Même en tenant compte d’autres facteurs comme le niveau de corruption ou la performance économique, les résultats sont nets : peu importe le contexte, les citoyens jugent plus démocratique un système où les élus sont choisis à la proportionnelle. Le fait qu’un système politique repose sur la proportionnelle augmente sa probabilité d’être considéré comme plus démocratique de 3,6 points de pourcentage par rapport à un système fonctionnant avec un mode de scrutin majoritaire.

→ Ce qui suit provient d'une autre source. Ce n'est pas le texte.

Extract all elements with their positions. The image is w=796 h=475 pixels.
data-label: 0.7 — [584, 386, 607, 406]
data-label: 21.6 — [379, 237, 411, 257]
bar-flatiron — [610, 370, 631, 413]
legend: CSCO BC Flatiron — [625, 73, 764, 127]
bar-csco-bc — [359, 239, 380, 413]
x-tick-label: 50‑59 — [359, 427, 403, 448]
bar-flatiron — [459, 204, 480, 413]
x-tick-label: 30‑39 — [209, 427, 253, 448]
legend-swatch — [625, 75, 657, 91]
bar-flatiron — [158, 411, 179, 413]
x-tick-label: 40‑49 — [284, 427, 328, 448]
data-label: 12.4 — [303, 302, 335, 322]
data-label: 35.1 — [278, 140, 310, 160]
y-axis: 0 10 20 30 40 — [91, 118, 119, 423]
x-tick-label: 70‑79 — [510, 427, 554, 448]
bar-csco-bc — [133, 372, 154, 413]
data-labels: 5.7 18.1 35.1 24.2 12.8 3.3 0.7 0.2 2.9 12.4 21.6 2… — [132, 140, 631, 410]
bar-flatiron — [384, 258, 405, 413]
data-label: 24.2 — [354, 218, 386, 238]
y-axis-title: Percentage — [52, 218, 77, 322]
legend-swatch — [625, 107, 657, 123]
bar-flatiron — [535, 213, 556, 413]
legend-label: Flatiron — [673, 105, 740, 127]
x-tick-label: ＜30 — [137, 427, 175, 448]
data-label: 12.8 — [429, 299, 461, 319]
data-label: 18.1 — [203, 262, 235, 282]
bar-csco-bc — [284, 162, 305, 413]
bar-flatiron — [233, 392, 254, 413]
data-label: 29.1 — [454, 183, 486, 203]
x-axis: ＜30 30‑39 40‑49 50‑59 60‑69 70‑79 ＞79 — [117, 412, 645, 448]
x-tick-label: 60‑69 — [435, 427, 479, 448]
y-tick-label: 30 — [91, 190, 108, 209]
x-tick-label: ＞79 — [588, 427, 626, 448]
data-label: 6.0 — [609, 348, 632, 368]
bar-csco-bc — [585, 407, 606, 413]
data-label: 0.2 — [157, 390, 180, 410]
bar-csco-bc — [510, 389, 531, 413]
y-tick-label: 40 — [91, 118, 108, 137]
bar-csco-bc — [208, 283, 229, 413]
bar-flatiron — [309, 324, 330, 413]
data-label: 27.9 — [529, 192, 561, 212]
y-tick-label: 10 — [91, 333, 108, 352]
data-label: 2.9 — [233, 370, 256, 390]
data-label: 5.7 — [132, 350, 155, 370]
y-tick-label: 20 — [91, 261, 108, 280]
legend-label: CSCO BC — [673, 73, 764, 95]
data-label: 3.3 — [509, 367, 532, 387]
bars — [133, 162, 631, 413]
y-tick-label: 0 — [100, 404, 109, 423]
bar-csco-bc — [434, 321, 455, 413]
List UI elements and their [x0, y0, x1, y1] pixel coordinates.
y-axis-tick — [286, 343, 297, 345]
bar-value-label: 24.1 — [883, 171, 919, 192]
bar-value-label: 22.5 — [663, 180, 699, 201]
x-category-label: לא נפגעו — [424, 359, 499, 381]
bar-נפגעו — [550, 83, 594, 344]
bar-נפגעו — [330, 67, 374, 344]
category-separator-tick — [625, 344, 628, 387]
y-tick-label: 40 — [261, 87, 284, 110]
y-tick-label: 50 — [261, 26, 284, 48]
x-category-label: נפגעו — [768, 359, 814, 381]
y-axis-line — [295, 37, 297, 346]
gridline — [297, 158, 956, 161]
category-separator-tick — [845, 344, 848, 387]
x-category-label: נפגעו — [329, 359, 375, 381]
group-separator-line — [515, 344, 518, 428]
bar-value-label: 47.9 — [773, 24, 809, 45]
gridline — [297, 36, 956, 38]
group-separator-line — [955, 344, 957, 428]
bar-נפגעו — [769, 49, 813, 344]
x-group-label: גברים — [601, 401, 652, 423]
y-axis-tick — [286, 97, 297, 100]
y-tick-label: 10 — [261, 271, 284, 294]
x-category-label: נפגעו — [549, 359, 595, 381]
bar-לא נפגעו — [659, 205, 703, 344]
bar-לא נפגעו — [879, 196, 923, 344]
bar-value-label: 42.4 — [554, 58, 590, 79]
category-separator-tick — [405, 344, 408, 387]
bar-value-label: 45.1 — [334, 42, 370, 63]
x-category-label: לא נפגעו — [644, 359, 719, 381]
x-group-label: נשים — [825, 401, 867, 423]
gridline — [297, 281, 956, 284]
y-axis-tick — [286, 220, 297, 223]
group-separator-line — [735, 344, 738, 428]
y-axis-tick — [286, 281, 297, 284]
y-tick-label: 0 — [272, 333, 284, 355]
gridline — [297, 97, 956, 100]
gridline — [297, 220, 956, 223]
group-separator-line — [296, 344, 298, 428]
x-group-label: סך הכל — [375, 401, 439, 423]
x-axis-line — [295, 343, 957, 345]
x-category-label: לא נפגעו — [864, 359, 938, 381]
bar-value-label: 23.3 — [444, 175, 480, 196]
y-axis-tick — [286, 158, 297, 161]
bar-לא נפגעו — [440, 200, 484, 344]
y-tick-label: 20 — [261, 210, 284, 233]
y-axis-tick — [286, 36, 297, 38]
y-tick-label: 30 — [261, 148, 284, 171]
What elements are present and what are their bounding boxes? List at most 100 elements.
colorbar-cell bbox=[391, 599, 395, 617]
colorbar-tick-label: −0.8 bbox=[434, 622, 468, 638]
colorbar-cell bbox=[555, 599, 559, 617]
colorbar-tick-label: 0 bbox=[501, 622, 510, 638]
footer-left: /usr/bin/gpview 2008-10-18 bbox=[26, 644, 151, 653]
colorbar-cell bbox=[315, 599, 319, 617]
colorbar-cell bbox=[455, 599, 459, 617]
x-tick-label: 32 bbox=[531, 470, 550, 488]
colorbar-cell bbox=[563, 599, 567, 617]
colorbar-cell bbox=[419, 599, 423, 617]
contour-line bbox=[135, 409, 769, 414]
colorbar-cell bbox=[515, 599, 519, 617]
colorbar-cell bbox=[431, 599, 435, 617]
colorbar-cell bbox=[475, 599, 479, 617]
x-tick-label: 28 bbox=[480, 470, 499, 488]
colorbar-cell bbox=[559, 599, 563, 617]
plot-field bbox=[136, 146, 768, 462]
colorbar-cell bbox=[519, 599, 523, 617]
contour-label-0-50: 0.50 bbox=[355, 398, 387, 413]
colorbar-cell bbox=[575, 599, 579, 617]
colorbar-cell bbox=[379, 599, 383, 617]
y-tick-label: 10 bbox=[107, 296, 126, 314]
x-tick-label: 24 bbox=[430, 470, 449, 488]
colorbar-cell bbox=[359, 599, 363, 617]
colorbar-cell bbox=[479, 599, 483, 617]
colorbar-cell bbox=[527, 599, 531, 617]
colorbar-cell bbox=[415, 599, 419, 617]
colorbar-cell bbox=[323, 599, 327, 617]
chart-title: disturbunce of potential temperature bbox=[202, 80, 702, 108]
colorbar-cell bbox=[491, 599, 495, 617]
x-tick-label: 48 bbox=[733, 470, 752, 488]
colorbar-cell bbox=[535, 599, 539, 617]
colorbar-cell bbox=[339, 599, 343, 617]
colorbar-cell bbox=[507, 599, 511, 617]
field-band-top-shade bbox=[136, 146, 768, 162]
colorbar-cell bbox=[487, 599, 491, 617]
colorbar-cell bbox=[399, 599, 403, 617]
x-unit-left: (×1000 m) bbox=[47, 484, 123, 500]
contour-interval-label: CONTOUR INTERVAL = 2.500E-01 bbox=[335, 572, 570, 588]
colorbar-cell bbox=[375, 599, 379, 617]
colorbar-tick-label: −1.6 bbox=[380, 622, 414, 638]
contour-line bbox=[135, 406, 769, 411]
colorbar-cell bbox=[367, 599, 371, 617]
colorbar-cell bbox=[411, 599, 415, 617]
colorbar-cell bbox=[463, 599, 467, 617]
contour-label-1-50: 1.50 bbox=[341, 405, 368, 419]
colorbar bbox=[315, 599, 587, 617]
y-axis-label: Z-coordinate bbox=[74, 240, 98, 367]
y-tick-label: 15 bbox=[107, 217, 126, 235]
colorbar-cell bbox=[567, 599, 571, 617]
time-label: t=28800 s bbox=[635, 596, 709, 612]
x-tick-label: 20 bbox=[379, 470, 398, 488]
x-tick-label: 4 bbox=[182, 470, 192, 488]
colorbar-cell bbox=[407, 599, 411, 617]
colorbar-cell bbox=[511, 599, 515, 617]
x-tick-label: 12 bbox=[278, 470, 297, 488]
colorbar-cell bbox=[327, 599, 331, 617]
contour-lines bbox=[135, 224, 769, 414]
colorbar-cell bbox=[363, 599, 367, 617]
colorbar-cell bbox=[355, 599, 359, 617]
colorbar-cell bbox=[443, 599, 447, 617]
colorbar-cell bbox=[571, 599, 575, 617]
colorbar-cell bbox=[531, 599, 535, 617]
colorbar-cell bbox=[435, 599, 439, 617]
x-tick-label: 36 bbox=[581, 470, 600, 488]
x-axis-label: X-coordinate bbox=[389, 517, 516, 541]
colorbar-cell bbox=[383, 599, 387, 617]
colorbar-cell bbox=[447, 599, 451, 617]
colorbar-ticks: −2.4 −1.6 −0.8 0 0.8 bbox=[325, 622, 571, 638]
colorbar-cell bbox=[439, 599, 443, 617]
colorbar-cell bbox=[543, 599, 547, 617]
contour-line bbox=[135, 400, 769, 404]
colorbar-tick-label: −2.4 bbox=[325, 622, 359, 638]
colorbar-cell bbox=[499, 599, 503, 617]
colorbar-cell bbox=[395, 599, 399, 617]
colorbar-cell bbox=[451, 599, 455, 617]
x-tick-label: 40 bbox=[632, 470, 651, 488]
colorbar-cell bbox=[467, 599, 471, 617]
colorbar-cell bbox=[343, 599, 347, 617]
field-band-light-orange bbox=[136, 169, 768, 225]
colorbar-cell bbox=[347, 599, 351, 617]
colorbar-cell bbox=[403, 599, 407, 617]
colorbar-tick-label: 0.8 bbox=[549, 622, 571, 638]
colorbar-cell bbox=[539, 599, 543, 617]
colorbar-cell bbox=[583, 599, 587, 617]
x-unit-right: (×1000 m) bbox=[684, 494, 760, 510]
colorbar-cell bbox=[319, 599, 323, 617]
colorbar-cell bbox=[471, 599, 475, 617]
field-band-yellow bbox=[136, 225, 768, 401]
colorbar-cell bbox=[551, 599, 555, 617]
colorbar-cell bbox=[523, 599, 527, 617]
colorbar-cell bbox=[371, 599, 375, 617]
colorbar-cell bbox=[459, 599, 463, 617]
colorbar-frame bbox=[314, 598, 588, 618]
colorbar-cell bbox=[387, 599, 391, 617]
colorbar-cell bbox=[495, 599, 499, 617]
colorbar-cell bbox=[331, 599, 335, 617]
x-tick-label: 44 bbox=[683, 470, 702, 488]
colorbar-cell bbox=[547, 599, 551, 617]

Cette préférence pour un système proportionnel, qui confirme des travaux menés en Autriche, Angleterre, Irlande et Suède, correspond en outre, chez les citoyens, à une vision d’ensemble cohérente de ce qui rend un système politique plus démocratique. Les participants ont en effet également jugé plus démocratiques des systèmes où un grand nombre de partis étaient représentés, plutôt que quelques-uns, et où le gouvernement était issu d’une coalition, plutôt que d’un seul parti. Avoir une offre politique large augmente de 3,6 points de pourcentage la probabilité qu’un système politique soit considéré comme plus démocratique par rapport à un système où il n’y a qu’un nombre réduit de partis. Le gain est même de 5 points de pourcentage lorsqu’il y a un gouvernement de coalition plutôt qu’un gouvernement unitaire.

Ce sont par ailleurs les participants les plus attachés à la démocratie – ceux qui estiment qu’elle est préférable à toute autre forme de gouvernement – qui se montrent les plus enclins à désigner comme plus démocratique un système politique basé sur la proportionnelle. La probabilité que ce groupe choisisse un système donné passe ainsi de 45 % à 55 % si celui-ci présente des caractéristiques proportionnelles. À l’inverse, la proportionnelle ne génère aucun écart significatif dans les probabilités qu’un système soit choisi plutôt qu’un autre chez les participants qui soutiennent faiblement la démocratie.

Notons enfin que cette valorisation du pluralisme et de la recherche du compromis ne peut s’expliquer par l’ignorance dans laquelle les participants se trouveraient des effets potentiellement négatifs de la proportionnelle. Les résultats pour la France sont en effet sur ce point parfaitement convergents avec ceux obtenus par notre étude dans les pays qui utilisent déjà la proportionnelle intégrale, comme l’Italie, ou un système mixte, comme la Hongrie. Le fait qu’un système politique s’appuie sur un scrutin proportionnel plutôt que majoritaire augmente de 8 points de pourcentage la probabilité que les participants hongrois le désignent comme plus démocratique ; parmi les participants italiens, la différence entre ces deux scénarios est comme dans l’enquête française de 3,6 points de pourcentage.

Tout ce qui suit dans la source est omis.